Número de multas por usar celular ao volante aumenta 194%

De acordo com o Detran (Departamento Estadual de Trânsito), pesquisas indicam que a combinação celular e direção pode ser tão perigosa quanto beber e dirigir. Foto: Arquivo DHoje - Cláudio Lahos

O número de multas por usar o celular ao volante em Rio Preto triplicou nos primeiros três primeiros meses de 2020 em relação ao mesmo período do ano passado. De janeiro a março de 2019 foram 1.595 autuações.
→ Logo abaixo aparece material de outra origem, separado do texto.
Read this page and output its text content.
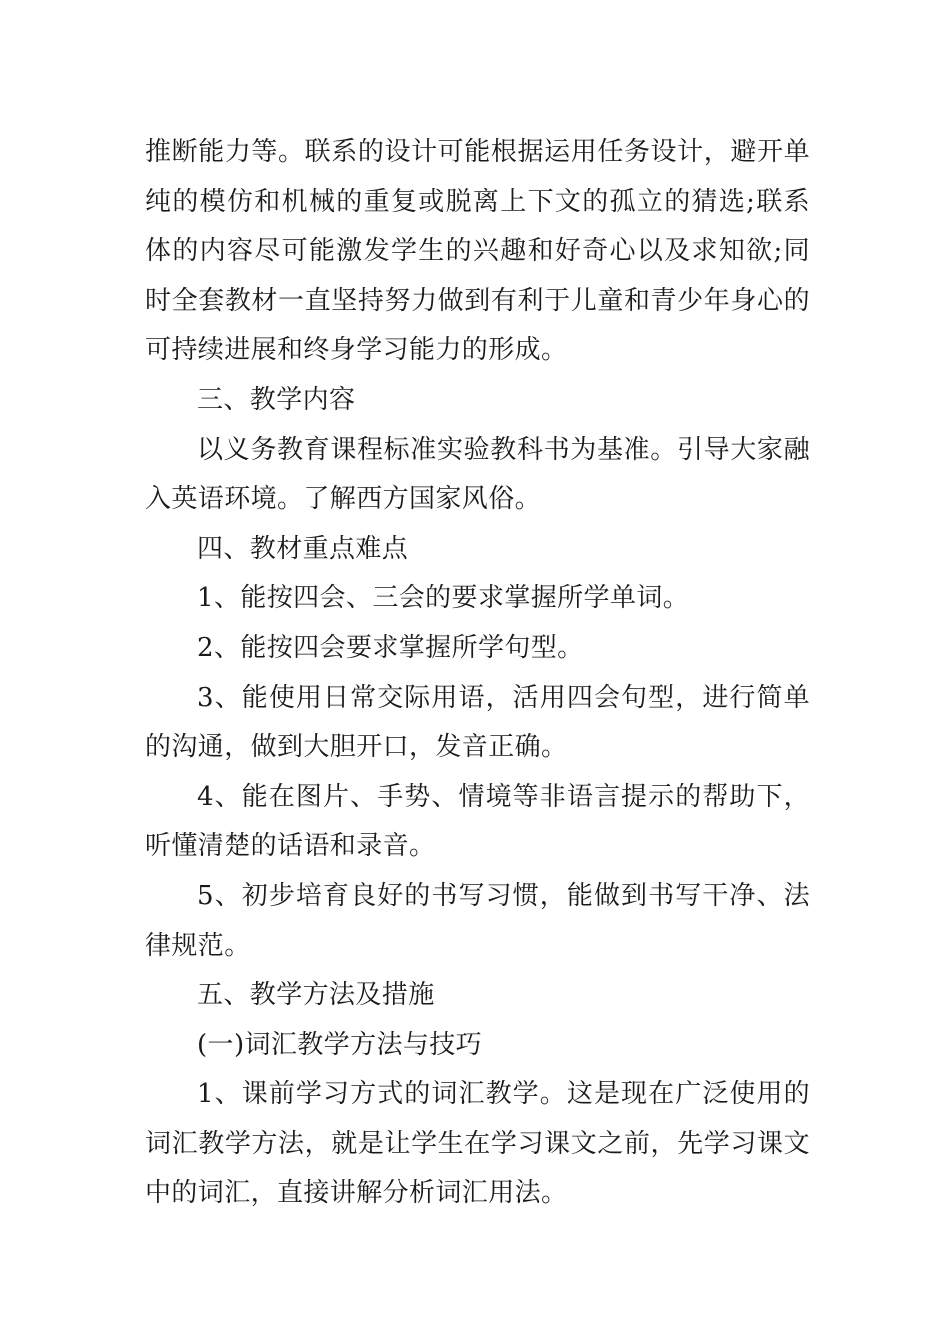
推断能力等。联系的设计可能根据运用任务设计，避开单纯的模仿和机械的重复或脱离上下文的孤立的猜选;联系体的内容尽可能激发学生的兴趣和好奇心以及求知欲;同时全套教材一直坚持努力做到有利于儿童和青少年身心的可持续进展和终身学习能力的形成。

三、教学内容

以义务教育课程标准实验教科书为基准。引导大家融入英语环境。了解西方国家风俗。

四、教材重点难点

1、能按四会、三会的要求掌握所学单词。

2、能按四会要求掌握所学句型。

3、能使用日常交际用语，活用四会句型，进行简单的沟通，做到大胆开口，发音正确。

4、能在图片、手势、情境等非语言提示的帮助下，听懂清楚的话语和录音。

5、初步培育良好的书写习惯，能做到书写干净、法律规范。

五、教学方法及措施

(一)词汇教学方法与技巧

1、课前学习方式的词汇教学。这是现在广泛使用的词汇教学方法，就是让学生在学习课文之前，先学习课文中的词汇，直接讲解分析词汇用法。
Já em 2020 esse número foi de 4.692. De acordo com os dados da Secretaria de Trânsito, Transportes e Segurança, o crescimento foi de 194%.

Na prática o que faz com que o trânsito fique mais perigoso, já que, ao olhar o aparelho celular, os motoristas tiram totalmente a atenção das vias e coloca em risco a própria vida e também a de outros condutores e pedestres. Em todo o ano passado, foram 13.434 autuações.

Dhoje Interior

“Dirigir com segurança exige total atenção do motorista. Ao utilizar o celular no volante o foco que deveria estar no trânsito é desviado, situação propícia para acidentes” ressalta o secretário de Trânsito de Rio Preto, Amaury Hernandes.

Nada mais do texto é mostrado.